C'est certainement sur ce sujet que vous nous interrogez le plus en consultation. Vous êtes souvent persuadée que hormones = prise de poids obligatoire. Il est particulièrement difficile de vous aider à faire la part des choses en vous expliquant les raisons de la prise de poids à la cinquantaine. Il est vrai que le THS peut éventuellement être en cause pour une partie de cette prise de poids s'il est mal adapté (trop dosé en estrogènes par exemple, ou encore un THS de la ménopause alors que vous êtes encore en périménopause). J'ai compris, avec nombre de mes confrères, que vous préférez encore subir les bouffées de chaleur et autres avanies de la ménopause plutôt que de prendre du poids. C'est la raison pour laquelle nous rencontrons tous les jours des femmes qui ont abandonné le THS car elles estimaient - à tort ou à raison - qu'il était responsable de plusieurs kilos mal venus.
Nous l'avons vu page, les raisons de la prise de poids sont en fait multiples et variées. Elles mêlent tour à tour chute de l'activité physique, augmentation sensible de la ration alimentaire, baisse du métabolisme de base, éventuelle hypothyroïdie trustre...

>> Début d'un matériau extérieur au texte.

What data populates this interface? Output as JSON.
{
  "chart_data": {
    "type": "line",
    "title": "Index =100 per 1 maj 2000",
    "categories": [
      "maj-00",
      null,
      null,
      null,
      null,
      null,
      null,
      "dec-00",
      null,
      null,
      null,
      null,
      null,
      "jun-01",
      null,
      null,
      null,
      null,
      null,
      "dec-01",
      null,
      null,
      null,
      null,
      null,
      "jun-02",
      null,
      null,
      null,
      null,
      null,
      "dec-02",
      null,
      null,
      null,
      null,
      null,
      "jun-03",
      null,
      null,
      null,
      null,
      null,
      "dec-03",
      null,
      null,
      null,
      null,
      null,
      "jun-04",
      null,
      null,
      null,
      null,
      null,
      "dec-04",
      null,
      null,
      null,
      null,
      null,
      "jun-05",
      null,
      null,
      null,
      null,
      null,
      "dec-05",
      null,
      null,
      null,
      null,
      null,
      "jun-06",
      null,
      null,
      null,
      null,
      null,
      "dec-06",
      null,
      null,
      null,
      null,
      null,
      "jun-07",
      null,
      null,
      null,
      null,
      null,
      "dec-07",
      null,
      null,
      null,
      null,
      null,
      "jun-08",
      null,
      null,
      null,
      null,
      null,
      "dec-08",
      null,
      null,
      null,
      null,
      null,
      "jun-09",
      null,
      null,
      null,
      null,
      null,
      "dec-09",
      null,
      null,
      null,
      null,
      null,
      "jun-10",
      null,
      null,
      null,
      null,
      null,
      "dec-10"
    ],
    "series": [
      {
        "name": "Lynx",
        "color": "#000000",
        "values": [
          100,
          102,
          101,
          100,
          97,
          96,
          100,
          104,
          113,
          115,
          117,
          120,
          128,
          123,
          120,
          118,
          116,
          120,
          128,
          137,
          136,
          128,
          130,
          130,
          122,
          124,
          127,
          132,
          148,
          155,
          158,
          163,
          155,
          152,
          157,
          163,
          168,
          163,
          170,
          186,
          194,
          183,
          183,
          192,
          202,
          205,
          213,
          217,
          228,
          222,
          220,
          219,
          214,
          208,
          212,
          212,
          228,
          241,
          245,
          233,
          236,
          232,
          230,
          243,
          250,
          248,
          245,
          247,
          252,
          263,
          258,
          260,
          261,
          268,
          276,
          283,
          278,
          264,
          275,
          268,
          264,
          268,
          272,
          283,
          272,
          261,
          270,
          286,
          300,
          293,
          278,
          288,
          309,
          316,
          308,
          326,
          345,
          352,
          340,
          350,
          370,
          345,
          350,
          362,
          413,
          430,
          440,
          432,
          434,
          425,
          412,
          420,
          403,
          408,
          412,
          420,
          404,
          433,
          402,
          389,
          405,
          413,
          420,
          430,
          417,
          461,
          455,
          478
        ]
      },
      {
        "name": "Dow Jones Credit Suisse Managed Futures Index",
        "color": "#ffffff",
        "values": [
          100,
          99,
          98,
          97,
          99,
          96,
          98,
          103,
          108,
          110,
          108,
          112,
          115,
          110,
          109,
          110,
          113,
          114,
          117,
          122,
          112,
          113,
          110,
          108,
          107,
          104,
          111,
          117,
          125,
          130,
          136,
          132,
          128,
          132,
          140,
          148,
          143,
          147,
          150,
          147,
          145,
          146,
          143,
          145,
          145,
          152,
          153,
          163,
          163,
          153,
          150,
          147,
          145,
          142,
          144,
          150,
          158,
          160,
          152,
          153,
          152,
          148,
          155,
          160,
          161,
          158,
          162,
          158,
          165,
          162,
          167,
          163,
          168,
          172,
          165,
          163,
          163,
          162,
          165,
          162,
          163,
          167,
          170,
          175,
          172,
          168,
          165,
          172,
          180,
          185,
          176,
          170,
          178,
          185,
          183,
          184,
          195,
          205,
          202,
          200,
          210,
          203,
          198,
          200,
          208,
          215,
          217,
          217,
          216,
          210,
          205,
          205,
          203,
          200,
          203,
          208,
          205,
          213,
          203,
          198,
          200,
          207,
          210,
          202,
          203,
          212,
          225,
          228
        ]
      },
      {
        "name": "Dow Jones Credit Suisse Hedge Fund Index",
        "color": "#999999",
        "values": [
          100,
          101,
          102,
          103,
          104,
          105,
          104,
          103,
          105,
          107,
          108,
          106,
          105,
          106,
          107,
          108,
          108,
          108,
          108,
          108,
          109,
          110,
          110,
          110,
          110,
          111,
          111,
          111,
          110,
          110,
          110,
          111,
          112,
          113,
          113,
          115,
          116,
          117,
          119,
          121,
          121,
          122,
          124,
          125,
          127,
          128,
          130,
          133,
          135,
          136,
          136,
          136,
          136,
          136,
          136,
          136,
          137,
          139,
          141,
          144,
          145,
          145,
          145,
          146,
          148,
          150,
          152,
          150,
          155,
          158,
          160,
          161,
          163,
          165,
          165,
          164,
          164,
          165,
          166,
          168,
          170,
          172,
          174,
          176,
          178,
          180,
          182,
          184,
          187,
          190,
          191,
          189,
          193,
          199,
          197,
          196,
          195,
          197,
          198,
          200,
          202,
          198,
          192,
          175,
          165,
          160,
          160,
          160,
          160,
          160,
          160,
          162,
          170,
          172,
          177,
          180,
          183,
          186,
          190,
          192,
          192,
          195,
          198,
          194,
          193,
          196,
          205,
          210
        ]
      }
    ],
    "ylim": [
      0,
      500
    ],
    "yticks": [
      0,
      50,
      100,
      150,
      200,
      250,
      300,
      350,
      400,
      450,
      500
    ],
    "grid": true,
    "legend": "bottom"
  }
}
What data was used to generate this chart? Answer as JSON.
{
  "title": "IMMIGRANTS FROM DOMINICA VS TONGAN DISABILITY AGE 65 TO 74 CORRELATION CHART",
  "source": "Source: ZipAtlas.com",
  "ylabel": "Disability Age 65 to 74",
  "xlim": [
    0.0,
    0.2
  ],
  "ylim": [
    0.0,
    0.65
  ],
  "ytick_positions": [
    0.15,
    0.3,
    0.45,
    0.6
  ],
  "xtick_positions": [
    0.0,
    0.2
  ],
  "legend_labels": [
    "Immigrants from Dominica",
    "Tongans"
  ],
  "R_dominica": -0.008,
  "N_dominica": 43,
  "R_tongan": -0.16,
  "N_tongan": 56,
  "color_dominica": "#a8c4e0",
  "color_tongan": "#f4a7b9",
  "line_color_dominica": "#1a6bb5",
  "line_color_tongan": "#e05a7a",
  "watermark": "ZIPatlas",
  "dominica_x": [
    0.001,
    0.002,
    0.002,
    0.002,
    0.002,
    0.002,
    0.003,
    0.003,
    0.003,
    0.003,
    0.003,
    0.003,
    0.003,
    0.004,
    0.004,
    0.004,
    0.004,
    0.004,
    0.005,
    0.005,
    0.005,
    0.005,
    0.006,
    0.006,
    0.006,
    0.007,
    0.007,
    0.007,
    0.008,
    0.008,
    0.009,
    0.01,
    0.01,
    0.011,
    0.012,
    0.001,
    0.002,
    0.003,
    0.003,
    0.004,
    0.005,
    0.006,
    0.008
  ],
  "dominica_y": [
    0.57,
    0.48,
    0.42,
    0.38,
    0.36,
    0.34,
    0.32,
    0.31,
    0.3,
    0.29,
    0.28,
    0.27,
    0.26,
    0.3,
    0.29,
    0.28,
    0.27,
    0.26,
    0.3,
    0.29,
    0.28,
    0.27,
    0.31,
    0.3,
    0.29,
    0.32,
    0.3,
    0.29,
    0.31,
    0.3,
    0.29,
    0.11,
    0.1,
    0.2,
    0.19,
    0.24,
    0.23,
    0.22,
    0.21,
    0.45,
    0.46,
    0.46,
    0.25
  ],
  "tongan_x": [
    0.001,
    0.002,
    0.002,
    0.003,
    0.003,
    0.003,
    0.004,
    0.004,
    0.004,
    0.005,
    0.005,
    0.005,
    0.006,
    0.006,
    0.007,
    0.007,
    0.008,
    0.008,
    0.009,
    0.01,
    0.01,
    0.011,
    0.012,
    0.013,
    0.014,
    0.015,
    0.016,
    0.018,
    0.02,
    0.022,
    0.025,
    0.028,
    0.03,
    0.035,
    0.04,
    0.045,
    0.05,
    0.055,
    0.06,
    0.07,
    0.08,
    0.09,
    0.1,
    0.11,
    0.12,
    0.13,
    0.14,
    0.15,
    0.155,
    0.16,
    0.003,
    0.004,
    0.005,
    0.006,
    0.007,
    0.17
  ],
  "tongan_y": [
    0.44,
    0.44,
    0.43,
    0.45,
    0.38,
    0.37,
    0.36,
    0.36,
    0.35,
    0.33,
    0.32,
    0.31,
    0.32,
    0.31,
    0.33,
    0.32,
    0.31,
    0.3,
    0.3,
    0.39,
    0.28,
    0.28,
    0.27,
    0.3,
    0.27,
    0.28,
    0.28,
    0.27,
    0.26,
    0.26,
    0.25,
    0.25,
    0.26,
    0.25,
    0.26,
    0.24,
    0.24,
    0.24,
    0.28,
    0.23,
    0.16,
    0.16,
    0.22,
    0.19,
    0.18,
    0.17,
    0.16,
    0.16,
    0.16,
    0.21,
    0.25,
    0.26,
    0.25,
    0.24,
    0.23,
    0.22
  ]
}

Les choses doivent être pourtant claires : un THS bien conduit, non seulement ne fait pas prendre de poids, mais vous aide à lutter contre cette problématique. De plus, en empêchant les graisses de se localiser dans la partie haute du corps (localisation préférentielle de la graisse masculine), le THS contribue à protéger votre système cardiovasculaire.

Ce qu'il faut retenir :

Le THS doit être particulièrement équilibré et correspondre à votre exact statut par rapport au phénomène de la ménopause.